During the initial diagnosis, the common emotional trauma and anxiety might cause you draw closer together, but this closeness doesn't always last. Soon, reality sets in, and one parent will likely spend time dealing with the mundane needs of the family, such as working, getting other children to and from school, and taking care of bills and errands. The other will be the one who sits in the hospital for long days and nights, talks with countless doctors, drives to see the specialists, and provides emotional support for a fearful child. Both tasks are exhausting for spouses, and a sense of detachment can occur, leading to resentment that each has to bear his or her burden alone. 

The Solutions

To prevent this from occurring, it is best for spouses to reevaluate and set aside time to spend together, and to divide child care and home responsibilities evenly. This will take more organization and planning, but it prevents the resentment that comes from being divided in administering to the needs of the family. Try to:

  • take shifts at the hospital, to be together for doctor meetings and major surgeries, and to include your other children in the get-well journey. The more the whole family is involved, the less there is a chance of feeling divided from your spouse during medical crises. 
  • be understanding of changes. Less sleep, more anxiety, and heavier grief can mean changes in personality that you didn't anticipate.
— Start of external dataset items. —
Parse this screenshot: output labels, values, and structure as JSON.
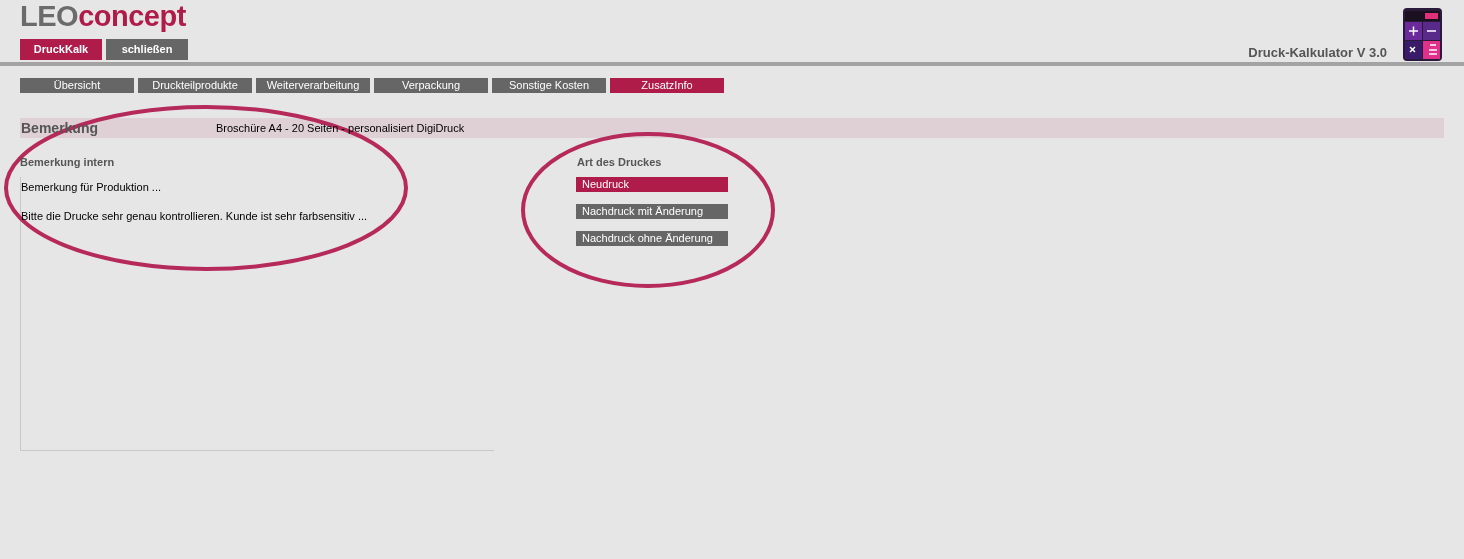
{
  "logo": {
    "first": "LEO",
    "second": "concept"
  },
  "header_buttons": [
    {
      "label": "DruckKalk",
      "selected": true
    },
    {
      "label": "schließen",
      "selected": false
    }
  ],
  "app_title": "Druck-Kalkulator V 3.0",
  "tabs": [
    {
      "label": "Übersicht",
      "selected": false
    },
    {
      "label": "Druckteilprodukte",
      "selected": false
    },
    {
      "label": "Weiterverarbeitung",
      "selected": false
    },
    {
      "label": "Verpackung",
      "selected": false
    },
    {
      "label": "Sonstige Kosten",
      "selected": false
    },
    {
      "label": "ZusatzInfo",
      "selected": true
    }
  ],
  "section": {
    "title": "Bemerkung",
    "subtitle": "Broschüre A4 - 20 Seiten - personalisiert DigiDruck"
  },
  "remark": {
    "label": "Bemerkung intern",
    "lines": [
      "Bemerkung für Produktion ...",
      "Bitte die Drucke sehr genau kontrollieren. Kunde ist sehr farbsensitiv ..."
    ]
  },
  "print_type": {
    "label": "Art des Druckes",
    "options": [
      {
        "label": "Neudruck",
        "selected": true
      },
      {
        "label": "Nachdruck mit Änderung",
        "selected": false
      },
      {
        "label": "Nachdruck ohne Änderung",
        "selected": false
      }
    ]
  }
}
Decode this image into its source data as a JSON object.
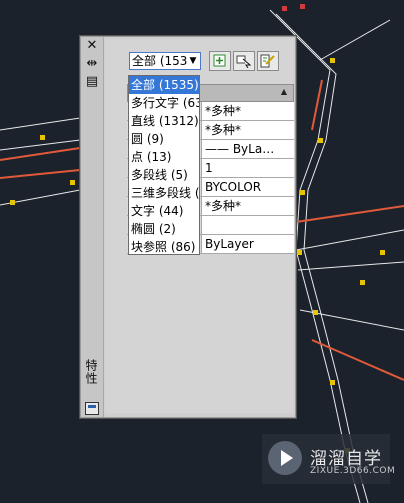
{
  "palette": {
    "title": "特性",
    "selector_value": "全部 (153",
    "grid_rows": [
      "*多种*",
      "*多种*",
      "—— ByLa…",
      "1",
      "BYCOLOR",
      "*多种*",
      "",
      "ByLayer"
    ],
    "dropdown_options": [
      "全部 (1535)",
      "多行文字 (63",
      "直线 (1312)",
      "圆 (9)",
      "点 (13)",
      "多段线 (5)",
      "三维多段线 (",
      "文字 (44)",
      "椭圆 (2)",
      "块参照 (86)"
    ],
    "selected_option_index": 0
  },
  "watermark": {
    "name": "溜溜自学",
    "url": "ZIXUE.3D66.COM"
  },
  "colors": {
    "canvas_bg": "#1b222c",
    "highlight": "#3477d6"
  }
}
If your spouse was care-free and fun-loving, cut them some slack if they become silent and withdrawn. The grieving process can take months. Be sure to ask your spouse what they need and don't be afraid to communicate what you need, even if it is just some time alone or time to vent. Seeking counseling during treatment is a good way to explore this new side of your emotional profile and that of your spouse.
  • rely on a professional for emotional support. You are both going through an equally challenging and emotional period. Your spouse, unlike other times in your marriage, may not be emotionally present enough to be a rock for you. Try joining a group support forum, speaking with a marriage therapist, or finding solace with a church leader. Attend these meetings together if you can. If you go alone to one-on-one sessions, try to be sure it is with a professional who will maintain their distance. You don't want to become emotionally attached to someone who is not your spouse, as this can also weaken your marriage.

Helping your child through a chronic illness is only half the battle; with the right preparation and early intervention, your marriage can not only survive, but be strengthened during this time.